As RPA reduces the dependence on, or requirement of, manual effort for specific operations, human resources can be freed up to perform equipment maintenance tasks that require critical thinking or non-standard problem-solving. Integrating all systems in an IIoT allows machines to communicate securely within the safety of a private network. This gives oil and gas companies the data they need to have complete visibility—data that they currently lack. The data that emerges from a connected, communicating ecosystem serves multiple purposes. Apart from providing visibility and control, it serves as the fuel for predictive analytics, which, in turn, helps businesses pre-empt potential system vulnerabilities and resolve them before they escalate. As a result, machines have a lower chance of breakdown and can continue operating optimally with minimum losses due to downtime.

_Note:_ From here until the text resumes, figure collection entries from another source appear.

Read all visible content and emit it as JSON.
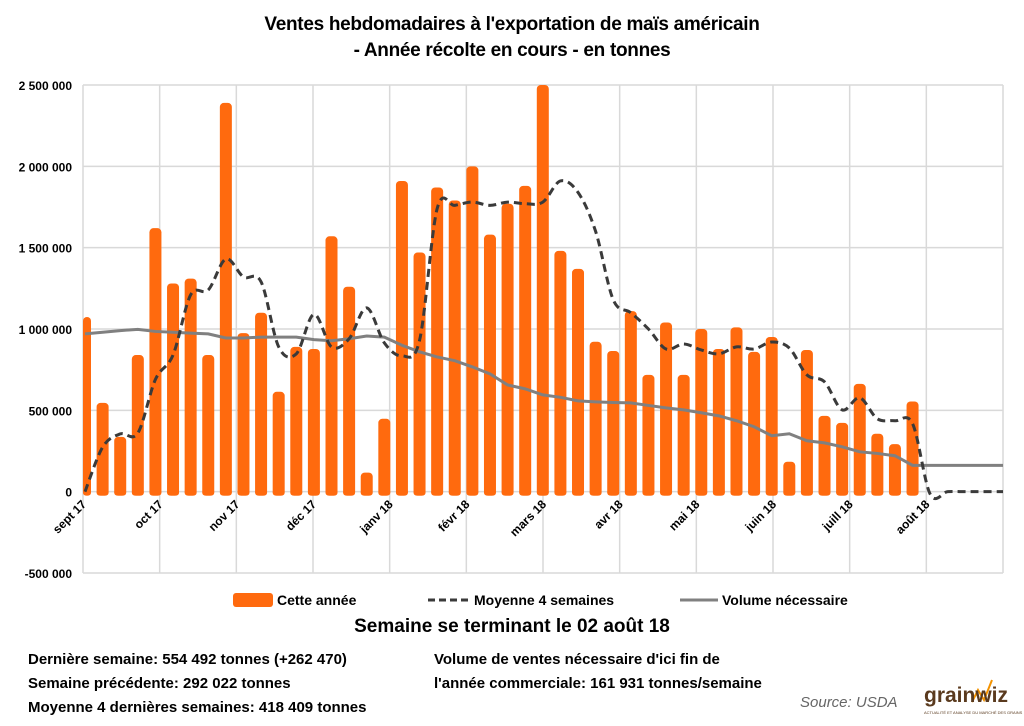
{
  "title_line1": "Ventes hebdomadaires à l'exportation de maïs américain",
  "title_line2": "- Année récolte en cours - en tonnes",
  "subtitle": "Semaine se terminant le 02 août 18",
  "legend": {
    "bars": "Cette année",
    "avg": "Moyenne 4 semaines",
    "needed": "Volume nécessaire"
  },
  "info_left": [
    "Dernière semaine: 554 492 tonnes (+262 470)",
    "Semaine précédente: 292 022 tonnes",
    "Moyenne 4 dernières semaines: 418 409 tonnes"
  ],
  "info_right": [
    "Volume de ventes nécessaire d'ici fin de",
    "l'année commerciale: 161 931 tonnes/semaine"
  ],
  "source": "Source: USDA",
  "logo": {
    "word": "grainwiz",
    "tagline": "ACTUALITÉ ET ANALYSE DU MARCHÉ DES GRAINS"
  },
  "colors": {
    "bars": "#ff6a0e",
    "avg": "#3a3a3a",
    "needed": "#808080",
    "grid": "#d9d9d9"
  },
  "chart_data": {
    "type": "bar",
    "title": "Ventes hebdomadaires à l'exportation de maïs américain - Année récolte en cours - en tonnes",
    "xlabel": "",
    "ylabel": "",
    "ylim": [
      -500000,
      2500000
    ],
    "yticks": [
      2500000,
      2000000,
      1500000,
      1000000,
      500000,
      0,
      -500000
    ],
    "ytick_labels": [
      "2 500 000",
      "2 000 000",
      "1 500 000",
      "1 000 000",
      "500 000",
      "0",
      "-500 000"
    ],
    "grid": true,
    "legend_position": "bottom",
    "month_labels": [
      "sept 17",
      "oct 17",
      "nov 17",
      "déc 17",
      "janv 18",
      "févr 18",
      "mars 18",
      "avr 18",
      "mai 18",
      "juin 18",
      "juill 18",
      "août 18"
    ],
    "weeks_in_year": 53,
    "series": [
      {
        "name": "Cette année",
        "kind": "bar",
        "values": [
          1074000,
          546000,
          337000,
          840000,
          1620000,
          1280000,
          1310000,
          840000,
          2390000,
          975000,
          1100000,
          614000,
          890000,
          877000,
          1570000,
          1260000,
          117000,
          448000,
          1910000,
          1470000,
          1870000,
          1790000,
          2000000,
          1580000,
          1770000,
          1880000,
          2500000,
          1480000,
          1370000,
          922000,
          865000,
          1110000,
          718000,
          1040000,
          718000,
          1000000,
          877000,
          1010000,
          859000,
          951000,
          184000,
          871000,
          466000,
          423000,
          663000,
          356000,
          292022,
          554492
        ]
      },
      {
        "name": "Moyenne 4 semaines",
        "kind": "line-dashed",
        "values": [
          0,
          273000,
          355000,
          360000,
          690000,
          840000,
          1210000,
          1240000,
          1430000,
          1320000,
          1290000,
          890000,
          847000,
          1090000,
          890000,
          940000,
          1130000,
          915000,
          835000,
          930000,
          1740000,
          1760000,
          1780000,
          1760000,
          1780000,
          1770000,
          1780000,
          1910000,
          1840000,
          1600000,
          1180000,
          1100000,
          1000000,
          877000,
          908000,
          871000,
          847000,
          890000,
          877000,
          920000,
          883000,
          718000,
          675000,
          503000,
          577000,
          448000,
          436000,
          418409,
          -15000,
          0,
          0,
          0,
          0
        ]
      },
      {
        "name": "Volume nécessaire",
        "kind": "line",
        "values": [
          970000,
          980000,
          990000,
          998000,
          985000,
          980000,
          975000,
          970000,
          945000,
          945000,
          950000,
          950000,
          950000,
          935000,
          928000,
          940000,
          957000,
          950000,
          900000,
          860000,
          828000,
          805000,
          767000,
          724000,
          656000,
          632000,
          595000,
          580000,
          558000,
          552000,
          548000,
          546000,
          530000,
          515000,
          503000,
          485000,
          466000,
          436000,
          399000,
          344000,
          356000,
          313000,
          300000,
          276000,
          245000,
          235000,
          221000,
          161931,
          161931,
          161931,
          161931,
          161931,
          161931
        ]
      }
    ]
  }
}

ML gives machines the ability to learn in real-time, as they operate. Coupled with edge computing, the systems can make sense of the incoming data, process it, and take the prescribed preventive actions, in real-time, without any human intervention. The strategic deployment of these technologies thus ensures remote monitoring and predictive maintenance. Timely repair and upkeep increase the equipment’s lifespan and save businesses millions of dollars that would otherwise have been spent on buying brand new components to replace malfunctioning ones.

Digital twins have a completely different role. A digital twin is an essential virtual replica or blueprint of an asset. A digital twin of an asset in the field gives companies a 360-degree view of even the remotest components in their value chain. A digital twin serves as a reference to verify and validate whether an asset, say a specific machine or an entire rig, is designed and constructed as per the specification. Maintenance, thus, becomes easy and predictable, with assured outcomes.

Survival of the Smartest

First movers in the mining, oil and gas industries have already woken up to the benefits of new technologies for proactive, cost-effective, and long-sighted equipment maintenance. Others would be wise to catch up quickly. 'Survival of the smartest' is the rule of the game in today's increasingly competitive global market. Pre-emptive asset maintenance that leverages next-generation digital technologies is the key for oil and gas companies to ensure seamless operations, maximum productivity, and adequate protection from future disruptions.

First movers in the mining and oil and gas industry have already woken up to the benefits of new technologies for proactive, cost-effective and long-sighted equipment maintenance.